A Home with a View (Herman Yau, 2019)

ahomewithaview
Entrou recentemente no Netflix, a Home with a View, um dos três filmes que Herman Yau já lançou este ano. Boa oportunidade para tomar algum contato com a obra bastante particular de Yau. Trata-se de um bem reconhecível comedia de Hong Kong com seus excessos e falta de vergonha, como bem típico de Yau é um filme cujo ponto de partida lida de forma bem direta com algum problema local, no caso a crise habitacional. Hong Kong é dona de uma das maiores densidades populacionais do mundo e se boa parte do cinema comercial local em sincronia com a indústria chinesa se dedica a vender um estilo de vida cheio de apartamentos super espaçosos, a realidade local é de que a não ser que se tenha muita grana qualquer coisa especialmente acima de um quarto/sala é um luxo.  O filme de Yau se centra numa família média (pai Francis Ng, mãe Anita Yuen, avô Lawrence Cheng, um casal de filhos adolescentes) tomada pelas nuroses locais cujo maior alivio é a vista do porto da cidade da janela da sala/cozinha, até o dia que o morador da cobertura da frente instala um outdoor ilegal tampando o pouco de natureza visível. Yau tira o máximo do conceito muito teatral da vista da janela, assim como de todos os quartos e corredores estreitos que ocupam uns 90% da ação do filme. Todas as personagens são neuróticas a começar com Koo se divertindo muito como a personagem mais cartunesca e simpática do filme. O humor segue firme sobre o absurdo das situações. Indo da farsa burocrática com a família buscando os mais diversos órgãos públicos para regularizar a situação e o governo incapaz de lidar com a afirmação de Koo de que o outdoor é uma “obra de arte patrocinada”, até ser aos poucos tomado pelo desespero.

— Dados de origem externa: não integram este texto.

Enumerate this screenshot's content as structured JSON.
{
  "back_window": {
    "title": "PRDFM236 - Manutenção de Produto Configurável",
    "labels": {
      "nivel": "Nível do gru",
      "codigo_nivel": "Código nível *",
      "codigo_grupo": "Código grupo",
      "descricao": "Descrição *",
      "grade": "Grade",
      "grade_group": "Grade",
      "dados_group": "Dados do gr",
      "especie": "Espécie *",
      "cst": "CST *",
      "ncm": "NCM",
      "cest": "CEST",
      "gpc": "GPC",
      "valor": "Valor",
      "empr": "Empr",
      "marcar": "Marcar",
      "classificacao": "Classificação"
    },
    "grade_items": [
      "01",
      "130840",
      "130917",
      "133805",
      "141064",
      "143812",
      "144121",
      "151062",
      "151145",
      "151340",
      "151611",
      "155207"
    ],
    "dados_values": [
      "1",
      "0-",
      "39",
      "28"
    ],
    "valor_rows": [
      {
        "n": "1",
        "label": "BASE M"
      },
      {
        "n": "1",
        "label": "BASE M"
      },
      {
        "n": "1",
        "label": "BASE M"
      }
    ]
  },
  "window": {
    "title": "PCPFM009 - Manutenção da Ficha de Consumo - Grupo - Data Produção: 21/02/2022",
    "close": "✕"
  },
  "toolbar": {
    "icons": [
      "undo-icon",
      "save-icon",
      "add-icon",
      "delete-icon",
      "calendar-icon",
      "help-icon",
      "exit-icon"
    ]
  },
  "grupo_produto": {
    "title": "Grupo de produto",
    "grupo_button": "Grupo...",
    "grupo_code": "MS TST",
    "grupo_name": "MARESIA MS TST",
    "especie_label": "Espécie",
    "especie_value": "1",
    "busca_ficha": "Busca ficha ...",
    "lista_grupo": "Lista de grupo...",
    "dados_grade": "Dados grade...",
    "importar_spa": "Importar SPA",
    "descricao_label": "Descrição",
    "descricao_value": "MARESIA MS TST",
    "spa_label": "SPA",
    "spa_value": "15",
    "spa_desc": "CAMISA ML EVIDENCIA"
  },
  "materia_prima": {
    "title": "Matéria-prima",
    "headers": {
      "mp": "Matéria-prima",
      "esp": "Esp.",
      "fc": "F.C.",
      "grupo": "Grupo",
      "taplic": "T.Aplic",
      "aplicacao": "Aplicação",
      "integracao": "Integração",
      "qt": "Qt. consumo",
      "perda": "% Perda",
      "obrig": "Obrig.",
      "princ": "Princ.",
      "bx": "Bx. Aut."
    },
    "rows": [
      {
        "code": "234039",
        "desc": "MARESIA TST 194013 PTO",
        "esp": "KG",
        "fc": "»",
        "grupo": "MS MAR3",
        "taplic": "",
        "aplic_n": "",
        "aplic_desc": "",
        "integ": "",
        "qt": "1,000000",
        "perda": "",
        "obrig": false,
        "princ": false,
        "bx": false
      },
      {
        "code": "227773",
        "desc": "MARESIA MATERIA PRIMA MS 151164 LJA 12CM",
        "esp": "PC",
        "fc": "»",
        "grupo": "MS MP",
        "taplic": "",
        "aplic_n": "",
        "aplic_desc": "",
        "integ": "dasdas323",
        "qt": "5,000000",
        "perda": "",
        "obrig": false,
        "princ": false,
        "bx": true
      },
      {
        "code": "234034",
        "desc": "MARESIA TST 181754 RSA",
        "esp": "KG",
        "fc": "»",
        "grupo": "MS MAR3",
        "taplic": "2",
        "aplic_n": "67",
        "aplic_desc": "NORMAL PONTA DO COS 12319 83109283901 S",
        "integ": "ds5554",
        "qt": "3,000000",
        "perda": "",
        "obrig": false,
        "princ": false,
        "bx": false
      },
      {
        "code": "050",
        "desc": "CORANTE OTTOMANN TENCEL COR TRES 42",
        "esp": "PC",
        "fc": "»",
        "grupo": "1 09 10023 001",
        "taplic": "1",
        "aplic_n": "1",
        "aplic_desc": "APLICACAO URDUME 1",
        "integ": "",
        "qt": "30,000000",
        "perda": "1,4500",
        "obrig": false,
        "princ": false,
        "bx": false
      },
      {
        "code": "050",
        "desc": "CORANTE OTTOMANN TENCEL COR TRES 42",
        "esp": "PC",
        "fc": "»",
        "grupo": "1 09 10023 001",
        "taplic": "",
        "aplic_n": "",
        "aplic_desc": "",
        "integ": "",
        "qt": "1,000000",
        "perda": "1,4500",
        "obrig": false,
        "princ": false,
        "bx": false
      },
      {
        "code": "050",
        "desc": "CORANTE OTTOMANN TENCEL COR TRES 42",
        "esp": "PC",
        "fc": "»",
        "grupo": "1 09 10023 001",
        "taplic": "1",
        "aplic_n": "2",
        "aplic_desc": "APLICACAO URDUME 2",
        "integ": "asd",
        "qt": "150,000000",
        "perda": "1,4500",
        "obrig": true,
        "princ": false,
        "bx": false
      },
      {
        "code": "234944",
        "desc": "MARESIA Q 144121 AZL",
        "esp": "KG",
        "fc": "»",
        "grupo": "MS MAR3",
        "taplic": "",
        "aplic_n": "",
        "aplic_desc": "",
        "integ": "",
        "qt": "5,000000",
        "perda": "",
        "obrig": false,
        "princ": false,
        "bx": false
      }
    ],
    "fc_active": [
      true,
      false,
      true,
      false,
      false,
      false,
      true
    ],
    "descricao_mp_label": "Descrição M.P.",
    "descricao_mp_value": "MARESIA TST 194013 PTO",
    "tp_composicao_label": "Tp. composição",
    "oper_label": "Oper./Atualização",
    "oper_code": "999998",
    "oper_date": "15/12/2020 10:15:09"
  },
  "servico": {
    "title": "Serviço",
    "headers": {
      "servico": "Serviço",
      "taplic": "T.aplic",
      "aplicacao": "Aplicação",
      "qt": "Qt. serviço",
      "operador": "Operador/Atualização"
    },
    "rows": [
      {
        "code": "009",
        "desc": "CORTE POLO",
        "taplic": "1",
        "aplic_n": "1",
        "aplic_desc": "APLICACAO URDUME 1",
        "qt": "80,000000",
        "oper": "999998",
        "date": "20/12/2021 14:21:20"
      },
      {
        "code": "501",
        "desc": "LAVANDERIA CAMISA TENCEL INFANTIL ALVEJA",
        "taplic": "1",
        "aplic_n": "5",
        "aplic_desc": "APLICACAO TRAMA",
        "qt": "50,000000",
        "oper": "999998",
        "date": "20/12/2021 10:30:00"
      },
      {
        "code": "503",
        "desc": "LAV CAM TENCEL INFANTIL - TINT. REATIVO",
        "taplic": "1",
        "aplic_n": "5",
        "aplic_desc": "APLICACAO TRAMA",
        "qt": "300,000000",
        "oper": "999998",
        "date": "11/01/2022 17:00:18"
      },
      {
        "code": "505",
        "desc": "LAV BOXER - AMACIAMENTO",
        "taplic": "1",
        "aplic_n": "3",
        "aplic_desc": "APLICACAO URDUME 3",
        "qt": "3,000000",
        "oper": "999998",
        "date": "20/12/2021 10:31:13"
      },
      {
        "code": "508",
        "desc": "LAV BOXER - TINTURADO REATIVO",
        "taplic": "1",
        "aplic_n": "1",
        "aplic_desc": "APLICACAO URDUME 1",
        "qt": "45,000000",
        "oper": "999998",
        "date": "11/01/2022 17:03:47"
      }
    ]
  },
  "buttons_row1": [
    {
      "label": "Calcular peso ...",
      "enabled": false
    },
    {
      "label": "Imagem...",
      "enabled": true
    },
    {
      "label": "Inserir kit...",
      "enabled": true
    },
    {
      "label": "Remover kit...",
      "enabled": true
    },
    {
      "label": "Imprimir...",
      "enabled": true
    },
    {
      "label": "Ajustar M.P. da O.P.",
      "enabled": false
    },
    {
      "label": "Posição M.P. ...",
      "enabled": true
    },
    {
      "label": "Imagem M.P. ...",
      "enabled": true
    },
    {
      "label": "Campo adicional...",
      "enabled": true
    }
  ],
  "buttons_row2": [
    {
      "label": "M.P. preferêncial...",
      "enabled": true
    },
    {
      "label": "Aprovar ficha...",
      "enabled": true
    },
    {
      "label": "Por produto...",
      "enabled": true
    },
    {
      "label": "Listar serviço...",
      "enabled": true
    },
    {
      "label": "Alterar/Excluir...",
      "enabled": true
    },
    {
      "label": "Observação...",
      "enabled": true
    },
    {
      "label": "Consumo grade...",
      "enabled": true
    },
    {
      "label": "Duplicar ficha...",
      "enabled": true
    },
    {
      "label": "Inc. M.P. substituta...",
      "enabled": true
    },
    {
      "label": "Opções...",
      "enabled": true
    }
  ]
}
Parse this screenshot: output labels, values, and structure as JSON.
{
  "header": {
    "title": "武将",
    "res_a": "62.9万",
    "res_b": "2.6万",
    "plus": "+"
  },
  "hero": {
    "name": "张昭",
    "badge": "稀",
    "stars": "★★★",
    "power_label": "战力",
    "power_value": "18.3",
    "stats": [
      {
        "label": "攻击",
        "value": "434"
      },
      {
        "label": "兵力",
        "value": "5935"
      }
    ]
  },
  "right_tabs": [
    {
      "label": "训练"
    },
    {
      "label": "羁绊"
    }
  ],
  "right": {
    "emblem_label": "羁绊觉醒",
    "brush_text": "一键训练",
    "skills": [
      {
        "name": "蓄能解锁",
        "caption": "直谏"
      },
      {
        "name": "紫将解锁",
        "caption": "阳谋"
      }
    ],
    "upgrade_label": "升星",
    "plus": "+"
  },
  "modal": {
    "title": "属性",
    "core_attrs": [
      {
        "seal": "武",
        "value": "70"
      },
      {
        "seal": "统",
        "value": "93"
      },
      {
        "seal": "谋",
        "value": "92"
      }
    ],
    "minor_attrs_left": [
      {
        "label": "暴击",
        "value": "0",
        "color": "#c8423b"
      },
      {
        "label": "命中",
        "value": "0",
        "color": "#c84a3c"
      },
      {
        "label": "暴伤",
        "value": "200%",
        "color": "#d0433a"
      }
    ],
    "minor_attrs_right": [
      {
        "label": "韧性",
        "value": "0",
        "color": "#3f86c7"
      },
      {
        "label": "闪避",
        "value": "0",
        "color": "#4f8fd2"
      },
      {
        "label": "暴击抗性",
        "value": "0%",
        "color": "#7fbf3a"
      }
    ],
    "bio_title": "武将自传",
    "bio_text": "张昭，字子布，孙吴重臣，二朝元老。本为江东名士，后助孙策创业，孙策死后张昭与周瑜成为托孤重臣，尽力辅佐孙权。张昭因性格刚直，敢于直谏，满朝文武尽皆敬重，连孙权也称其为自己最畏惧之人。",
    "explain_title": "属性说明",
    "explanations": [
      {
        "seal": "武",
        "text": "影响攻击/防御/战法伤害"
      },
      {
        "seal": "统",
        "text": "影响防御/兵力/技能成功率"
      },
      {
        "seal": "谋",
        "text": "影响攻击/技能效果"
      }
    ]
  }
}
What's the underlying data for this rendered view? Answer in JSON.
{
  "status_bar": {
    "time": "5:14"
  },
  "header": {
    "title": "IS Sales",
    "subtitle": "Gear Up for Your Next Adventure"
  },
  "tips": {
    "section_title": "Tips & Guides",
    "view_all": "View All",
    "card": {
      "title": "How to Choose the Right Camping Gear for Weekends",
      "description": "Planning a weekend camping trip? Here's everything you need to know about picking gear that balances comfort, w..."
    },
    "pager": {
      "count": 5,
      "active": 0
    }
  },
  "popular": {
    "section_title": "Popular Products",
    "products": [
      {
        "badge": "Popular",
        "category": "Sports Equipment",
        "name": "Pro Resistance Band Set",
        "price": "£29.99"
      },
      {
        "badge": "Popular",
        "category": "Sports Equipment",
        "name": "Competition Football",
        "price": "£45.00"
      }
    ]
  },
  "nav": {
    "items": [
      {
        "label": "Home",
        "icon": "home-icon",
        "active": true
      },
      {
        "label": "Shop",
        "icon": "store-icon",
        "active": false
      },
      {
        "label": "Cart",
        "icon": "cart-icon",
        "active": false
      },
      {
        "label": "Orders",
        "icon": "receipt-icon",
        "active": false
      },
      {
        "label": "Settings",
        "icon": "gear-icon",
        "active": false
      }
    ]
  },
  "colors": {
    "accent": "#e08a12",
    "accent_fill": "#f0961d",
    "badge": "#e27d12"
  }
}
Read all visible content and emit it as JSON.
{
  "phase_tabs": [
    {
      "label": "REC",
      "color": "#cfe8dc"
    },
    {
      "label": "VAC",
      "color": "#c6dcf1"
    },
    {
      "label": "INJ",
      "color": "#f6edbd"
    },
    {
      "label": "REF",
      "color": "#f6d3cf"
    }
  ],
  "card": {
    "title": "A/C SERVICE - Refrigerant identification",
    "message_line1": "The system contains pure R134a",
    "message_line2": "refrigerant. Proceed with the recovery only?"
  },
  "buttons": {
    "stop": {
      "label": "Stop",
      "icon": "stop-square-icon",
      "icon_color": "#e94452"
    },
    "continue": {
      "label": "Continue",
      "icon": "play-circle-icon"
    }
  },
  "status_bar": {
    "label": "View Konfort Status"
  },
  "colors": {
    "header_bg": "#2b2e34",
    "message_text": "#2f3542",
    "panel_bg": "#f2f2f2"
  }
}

Para um filme construído sobre uma série de situações absurdas destinadas a subir de tom por rolo, A Home with a View tem uma visão muito reconhecível de depressão e vida nas grandes cidades. Para quem se interessar, também disponível no Netflix no mesmo tom de farsa cotidiana, Shark Busters (2002), no qual Yau lida com uma epidemia na época de policiais em dívida com agiotas. É o que mais me fascina na obra de Herman Yau ao longo de 60 filmes em três décadas ninguém deixou um olhar mais especifico sobre como se vive em Hong Kong no período independente de filmar fitas policiais, de horror super violentas ou comédias rasgadas.